Now if that's not worth the trouble I don't know what.

Answer 2

One could imagine that the difference in complexity really does not matter so much, and that the actual run-time is more important. But if the algorithm is at the core of another algorithm, then this difference may be important.

From a purely theoretical purpose, the difference of course does matter, especially if the algorithm is a part of another. It may put the larger algorithm in a different complexity class.

Answer 3

I've actually benchmarked the van Emde-Boas tree myself once. I compared it with an AA Tree, a hashmap and a bit array.

The tests perform size inserts with random numbers in the interval [0, bound], then size searches, then size deletes and then again size searches. Deletes are done on random numbers as well, so you first have to figure out if they are in the structure at all.

Here are the results (size=2000000, bound=10000000) in seconds:

AATreeLookup - O(n log n)
Inserting... 3.3652452
Searching... 5.2280724
Deleting...  7.3457427
Searching... 9.1462039
HashLookup - O(n) expected
Inserting... 0.3369505
Searching... 0.6223035
Deleting...  0.9062163
Searching... 1.1718223
VanEmdeBoasTree - O(n log log n)
Inserting... 0.7007531
Searching... 1.1775800
Deleting...  1.7257065
Searching... 2.2147703
ArrayLookup - O(n)
Inserting... 0.0681897
Searching... 0.1720300
Deleting...  0.2387776
Searching... 0.3413800

As you can see, van Emde-Boas trees are about twice as slow as hash maps, ten times as slow as bit arrays, and 5 times as fast as binary search trees.

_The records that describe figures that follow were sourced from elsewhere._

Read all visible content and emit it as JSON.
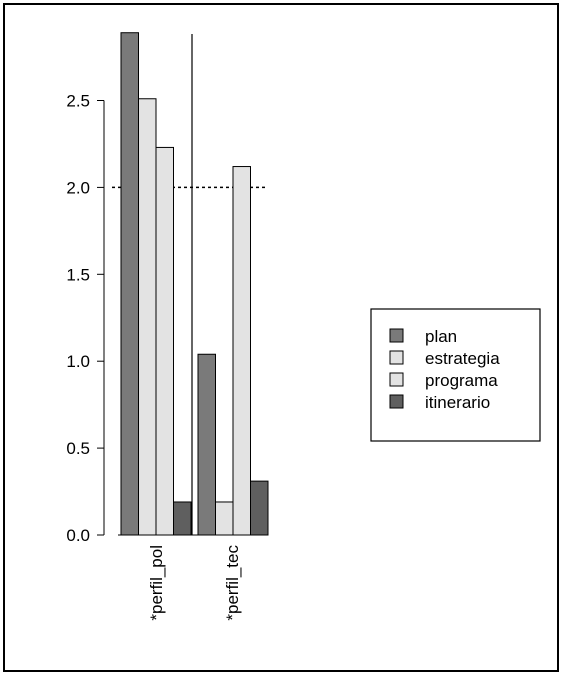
{
  "chart_data": {
    "type": "bar",
    "categories": [
      "*perfil_pol",
      "*perfil_tec"
    ],
    "series": [
      {
        "name": "plan",
        "values": [
          2.89,
          1.04
        ],
        "color": "#7a7a7a"
      },
      {
        "name": "estrategia",
        "values": [
          2.51,
          0.19
        ],
        "color": "#e3e3e3"
      },
      {
        "name": "programa",
        "values": [
          2.23,
          2.12
        ],
        "color": "#e3e3e3"
      },
      {
        "name": "itinerario",
        "values": [
          0.19,
          0.31
        ],
        "color": "#5f5f5f"
      }
    ],
    "yticks": [
      "0.0",
      "0.5",
      "1.0",
      "1.5",
      "2.0",
      "2.5"
    ],
    "ylim": [
      0,
      3.0
    ],
    "reference_line": {
      "y": 2.0,
      "style": "dotted"
    },
    "legend_placement": "right",
    "grid": false,
    "title": "",
    "xlabel": "",
    "ylabel": ""
  }
}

Of course the above needs a disclaimer: the tests are artificial, you can possibly improve the code or use a different language with a compiler whose output is faster, and so on and so forth.

This disclaimer is at the heart of the reason we use asymptotic analysis in algorithms design: as you have no idea what the constants are and as the constants can change depending on environmental factors, the best we can do is an asymptotic analysis.

Now, in the case of $\log n$ versus $\log \log n$: in the above example, my van Emde-Boas tree is able to contain $2^{32}$ elements. $\log 2^{32} = 32$, and $\log 32 = 5$, which is a factor 6 improvement, which is quite a bit in practice. Additionally, van Emde-Boas trees have good constant factors (it's all about constant factors in practice for differences this small) as they don't need to balance themselves.